Cómo mi estilo cambió cuando empecé a escucharme
Cómo mi estilo cambió cuando empecé a escucharme
Hoy quiero compartirles algo muy íntimo.
Una herida que me transformó.
Hace unos años estaba perdida. No tenía claridad, ni dirección. La palabra “objetivo” no existía en mi vocabulario, y mucho menos “propósito”. Vivía en piloto automático. Dejaba que la vida pasara mientras yo esperaba “algo” que ni siquiera sabía qué era.

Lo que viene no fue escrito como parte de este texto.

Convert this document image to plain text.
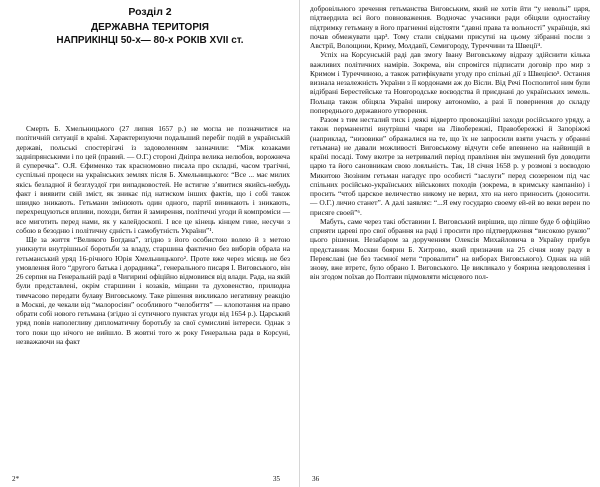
Розділ 2
ДЕРЖАВНА ТЕРИТОРІЯ
НАПРИКІНЦІ 50-х— 80-х РОКІВ XVII ст.

Смерть Б. Хмельницького (27 липня 1657 р.) не могла не позначитися на політичній ситуації в країні. Характеризуючи подальший перебіг подій в українській державі, польські спостерігачі із задоволенням зазначили: “Між козаками задніпрянськими і по цей (правий. — О.Г.) стороні Дніпра велика нелюбов, ворожнеча й суперечка”. О.Я. Єфименко так красномовно писала про складні, часом трагічні, суспільні процеси на українських землях після Б. Хмельницького: “Все ... має милих якісь безладної й безглуздої гри випадковостей. Не встигне з’явитися якийсь-небудь факт і виявити свій зміст, як зникає під натиском інших фактів, що і собі також швидко зникають. Гетьмани змінюють один одного, партії виникають і зникають, перехрещуються впливи, походи, битви й замирення, політичні угоди й компроміси — все миготить перед нами, як у калейдоскопі. І все це кінець кінцем гине, несучи з собою в безодню і політичну єдність і самобутність України”¹.

Ще за життя “Великого Богдана”, згідно з його особистою волею й з метою уникнути внутрішньої боротьби за владу, старшина фактично без виборів обрала на гетьманський уряд 16-річного Юрія Хмельницького². Проте вже через місяць не без умовлення його “другого батька і дорадника”, генерального писаря І. Виговського, він 26 серпня на Генеральній раді в Чигирині офіційно відмовився від влади. Рада, на якій були представлені, окрім старшини і козаків, міщани та духовенство, прилюдна тимчасово передати булаву Виговському. Таке рішення викликало негативну реакцію в Москві, де чекали від “малоросіян” особливого “челобиття” — клопотання на право обрати собі нового гетьмана (згідно зі сутичного пунктах угоди від 1654 р.). Царський уряд повів наполегливу дипломатичну боротьбу за свої сумисливі інтереси. Однак з того поки що нічого не вийшло. В жовтні того ж року Генеральна рада в Корсуні, незважаючи на факт

2*	35

добровільного зречення гетьманства Виговським, який не хотів йти “у невольі” царя, підтвердила всі його повноваження. Водночас учасники ради обіцяли одностайну підтримку гетьману в його прагненні відстояти “давні права та вольності” українців, які почав обмежувати цар³. Тому стали свідками присутні на цьому зібранні посли з Австрії, Волощини, Криму, Молдавії, Семигороду, Туреччини та Швеції⁴.

Успіх на Корсунській раді дав змогу Івану Виговському відразу здійснити кілька важливих політичних намірів. Зокрема, він спромігся підписати договір про мир з Кримом і Туреччиною, а також ратифікувати угоду про спільні дії з Швецією⁵. Остання визнала незалежність України з її кордонами аж до Вісли. Від Речі Посполитої ним були відібрані Берестейське та Новгородське воєводства й приєднані до українських земель. Польща також обіцяла Україні широку автономію, а разі її повернення до складу попереднього державного утворення.

Разом з тим несталий тиск і деякі відверто провокаційні заходи російського уряду, а також перманентні внутрішні чвари на Лівобережжі, Правобережжі й Запоріжжі (наприклад, “низовики” ображалися на те, що їх не запросили взяти участь у обранні гетьмана) не давали можливості Виговському відчути себе впевнено на найвищій в країні посаді. Тому вкотре за нетривалий період правління він змушений був доводити царю та його сановникам свою лояльність. Так, 18 січня 1658 р. у розмові з воєводою Микитою Зюзіним гетьман нагадує про особисті “заслуги” перед сюзереном під час спільних російсько-українських військових походів (зокрема, в кримську кампанію) і просить “чтоб царское величество никому не верил, хто на него приносить (доносити. — О.Г.) личио станет”. А далі заявляє: “...Я ему государю своему ей-ей во веки верен по присяге своей”⁶.

Мабуть, саме через такі обставини І. Виговський вирішив, що ліпше буде б офіційно сприяти цареві про свої обрання на раді і просити про підтвердження “високою рукою” цього рішення. Незабаром за дорученням Олексія Михайловича в Україну прибув представник Москви боярин Б. Хитрово, який призначив на 25 січня нову раду в Переяславі (не без таємної мети “провалити” на виборах Виговського). Однак на ній знову, вже втретє, було обрано І. Виговського. Це викликало у боярина невдоволення і він згодом поїхав до Полтави підмовляти місцевого пол-

36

Me dediqué al 100% a ser mamá, y en ese camino… me descuidé.
Comencé a escuchar voces externas que dictaban cómo debía vestirme para “cumplir mi rol de madre”. Me repetían que debía encajar en ciertos “estándares” para no ser criticada, señalada o rechazada. Y terminé creyendo que existía un código invisible al que debía someterme para no avergonzar a mis hijas.
Apagarme para no ser vista
Como estaba perdida, sin rumbo, empecé a vestirme con lo primero que encontraba. Buscaba ropa que me escondiera.
La idea era simple: “Si no me ven, no me critican.”
Me dejé el pelo corto para no preocuparme en peinarlo, aunque siempre amé mi cabello largo. Dejé de hacerme skin care con la excusa de “roba tiempo a mis hijas” o “para qué, si nadie me ve”.
Hasta que una noche, limpiando mi computadora, vi fotos y videos con mis hijas.
Y lo que vi me dolió profundamente:
Una mujer triste, apagada, invisible. Una mujer que parecía no amarse, que se había descuidado tanto que ya no reconocía su reflejo.
Mi estilo hablaba por mí: cansancio, falta de autoestima, dependencia emocional. Había cedido mi poder. Me había silenciado.
El despertar
Un día, por lo que yo llamo Dios y su misericordia, algo en mí despertó.
Hice una declaración de hartazgo: “¡Basta! Hasta acá llegué. No puedo seguir así.”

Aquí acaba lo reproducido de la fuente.